Gluten-Free Natural Levain

Makes one starter

Levain (also called natural leaven or sourdough bread) is traditionally made from an ongoing starter culture. This age-old process has been masterfully adapted for gluten-free breads by Durga Fuller, of Portland’s The Cook Awakening. Through dedicated experimentation she has found a mixture of gluten-free flours that support a continuous starter. Her method is straightforward and utilizes many elements of traditional levain.

4 cups Gluten-Free Whole Flour

5-6 cups clean (well, spring, or filtered) water

¼ cup fresh or frozen organic grapes

Day 1:

In a large glass or ceramic bowl combine one cup flour, one cup water, and the grapes.  Add up to ¼ cup more water to thin the starter to the consistency of a thick pancake batter. Cover the bowl with a breathable cloth or paper towel. Secure the cover tightly with a string or rubber band. Store in a warm (about 70 degrees F) place.

Day 2:

Feed the starter with one cup of flour and one cup of water. Add up to ¼ cup more water to maintain the consistency of thick pancake batter.

Day 3:

Feed the starter with one cup of flour and one cup of water. Add up to ¼ cup more water to maintain the consistency.

Day 4:

The starter should begin to bubble and smell quite sour. Use a colander to strain the grapes from the starter. It is now ready to leaven bread. This four-day old starter can be made into bread or stored in the refrigerator for later use.

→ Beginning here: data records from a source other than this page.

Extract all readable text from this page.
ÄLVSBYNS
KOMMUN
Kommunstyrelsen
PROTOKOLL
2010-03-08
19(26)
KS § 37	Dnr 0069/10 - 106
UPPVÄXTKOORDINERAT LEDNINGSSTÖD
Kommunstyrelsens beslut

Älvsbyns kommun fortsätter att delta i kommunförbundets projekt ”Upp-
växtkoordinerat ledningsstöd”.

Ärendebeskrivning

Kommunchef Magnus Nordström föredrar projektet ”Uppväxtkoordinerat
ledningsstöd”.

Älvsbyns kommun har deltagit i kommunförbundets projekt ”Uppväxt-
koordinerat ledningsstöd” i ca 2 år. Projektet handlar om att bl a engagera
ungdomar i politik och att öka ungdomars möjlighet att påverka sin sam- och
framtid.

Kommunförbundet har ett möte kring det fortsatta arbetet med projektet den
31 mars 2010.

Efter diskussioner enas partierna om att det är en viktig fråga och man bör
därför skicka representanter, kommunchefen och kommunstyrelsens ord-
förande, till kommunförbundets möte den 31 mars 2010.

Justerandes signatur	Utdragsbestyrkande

To Support the Ongoing Starter:

After the initial 4-day culturing process the starter should be stored in the refrigerator. Use a half-gallon mason jar fitted with a plastic lid to store the starter. At least once a week add fresh flour to the starter. About once a month transfer the starter to a clean jar. This will help to keep the jar tidy and prevent contamination from any dried up bits that accumulate around the mouth of the jar.

To Make Bread:

Feed the starter at least 7 and up to 24 hours before its planned use.  (After 7 hours the flour is completely cultured, natural anti-nutrients are greatly reduced, and the starter is said to be mature. Twelve to 24 hours after being refreshed the yeasts become increasingly less active.)

For a use in a single recipe add one cup of Gluten-Free Whole Flour and one cup of water.  If you need a large amount of starter add flour and water up to a 1:4 ratio. (That is, for each cup of starter add up to 4 cups of Gluten-Free Whole Flour and enough water to maintain the consistency.)  Store in the refrigerator. The freshly added flour revives the yeasts, readying them to raise breads.

Always save a minimum of 3 tablespoons of starter to  feed with the usual one cup flour and water before returning to storage in the refrigerator. A regularly tended starter culture will live-on indefinitely.

Frozen Concord grapes

Combining Gluten-Free Whole Flour with water and frozen grapes

The starter should have the consistency of thick pancake batter

Durga recommends naming your starter. Meet Daisy, she was started at Durga's sourdough bread class back in November. She's bubbly and ready to make bread!